Friendships with other girls became more important. Jane Cooper was in and out of Steventon, and then two new families with daughters arrived in the district. Martha and Mary Lloyd came in the spring of 1789; Mrs. Lloyd was the widow of a clergyman, with aristocratic connections of the kind Mrs. Austen herself boasted, and she made them welcome as a congenial addition to local society. They were cousins of the Fowles, who had been pupils at Steventon, and a third Lloyd daughter had married the eldest Fowle. James Austen went to his friend’s wedding and got to know them all, and soon after this Mrs. Lloyd rented Deane parsonage from Mr. Austen. Mary was Mrs. Austen’s favourite; but, although she was cl
ose to her in age, Jane never liked her. She preferred Martha, nearly ten years older but with a sense of humour. Stories and poems were dedicated to Martha, and she and Jane were happy to share a bed when necessary; they would lie talking and laughing until two in the morning.5 From now on the Lloyds were a constant part of the Austens’ lives.

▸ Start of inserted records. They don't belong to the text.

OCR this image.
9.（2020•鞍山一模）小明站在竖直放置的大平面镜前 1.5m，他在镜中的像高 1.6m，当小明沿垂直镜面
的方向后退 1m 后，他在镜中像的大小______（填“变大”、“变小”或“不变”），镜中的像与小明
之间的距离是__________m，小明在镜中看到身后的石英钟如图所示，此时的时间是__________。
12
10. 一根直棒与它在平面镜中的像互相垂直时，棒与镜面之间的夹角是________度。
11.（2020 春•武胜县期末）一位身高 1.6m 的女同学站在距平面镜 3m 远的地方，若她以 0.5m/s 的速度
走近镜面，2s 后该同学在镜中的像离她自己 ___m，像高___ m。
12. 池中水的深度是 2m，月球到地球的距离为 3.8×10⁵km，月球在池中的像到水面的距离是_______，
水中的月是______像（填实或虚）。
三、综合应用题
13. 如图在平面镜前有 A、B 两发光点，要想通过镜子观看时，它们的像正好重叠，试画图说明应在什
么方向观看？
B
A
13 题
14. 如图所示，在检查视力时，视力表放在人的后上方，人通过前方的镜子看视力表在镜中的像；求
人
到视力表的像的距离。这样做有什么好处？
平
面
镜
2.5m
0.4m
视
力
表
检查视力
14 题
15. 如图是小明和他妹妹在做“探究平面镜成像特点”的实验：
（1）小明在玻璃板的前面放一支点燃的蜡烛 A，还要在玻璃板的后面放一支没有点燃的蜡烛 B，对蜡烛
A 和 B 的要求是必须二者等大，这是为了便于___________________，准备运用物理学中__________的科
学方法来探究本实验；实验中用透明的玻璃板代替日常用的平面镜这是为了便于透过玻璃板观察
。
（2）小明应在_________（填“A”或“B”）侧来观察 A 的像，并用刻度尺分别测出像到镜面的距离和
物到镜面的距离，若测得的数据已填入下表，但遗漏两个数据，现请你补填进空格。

In the same year a family with three unmarried daughters, Catherine, Elizabeth and Alethea Bigg, inherited Manydown, a large manor house four miles beyond Deane. Mr. Bigg, or Bigg-Wither, was a well-to-do land-owner and they were heiresses in a small way, but this did not prevent a real friendship developing with the penniless Austen sisters; the Biggs were clever too, and they found they had similar tastes. There was now a community of young women with whom Jane could talk about shared experiences, exchange and discuss books, compare clothes, practise dance steps and music, take walks, drive into Basingstoke for shopping, and gossip about their own families and their neighbours.
James had left Oxford to take up a curacy and was installed in the vicarage at Overton, not far from home. He cultivated good company and even hunted alongside visiting royalty; and he met a young woman who fulfilled all the dreams of an aspiring curate.6 Anne Mathew was the daughter of a general and the granddaughter of a duke; she had good financial prospects; she was slim and dark, with beautiful eyes; and, at thirty-two, she was on the shelf. James saw his chance, took it, and was accepted by Anne, and welcomed by her family, despite being a mere curate. Her father promised her an allowance of £100 a year; it meant that, together with James’s income, they could furnish a house and keep a carriage and a pack of hounds.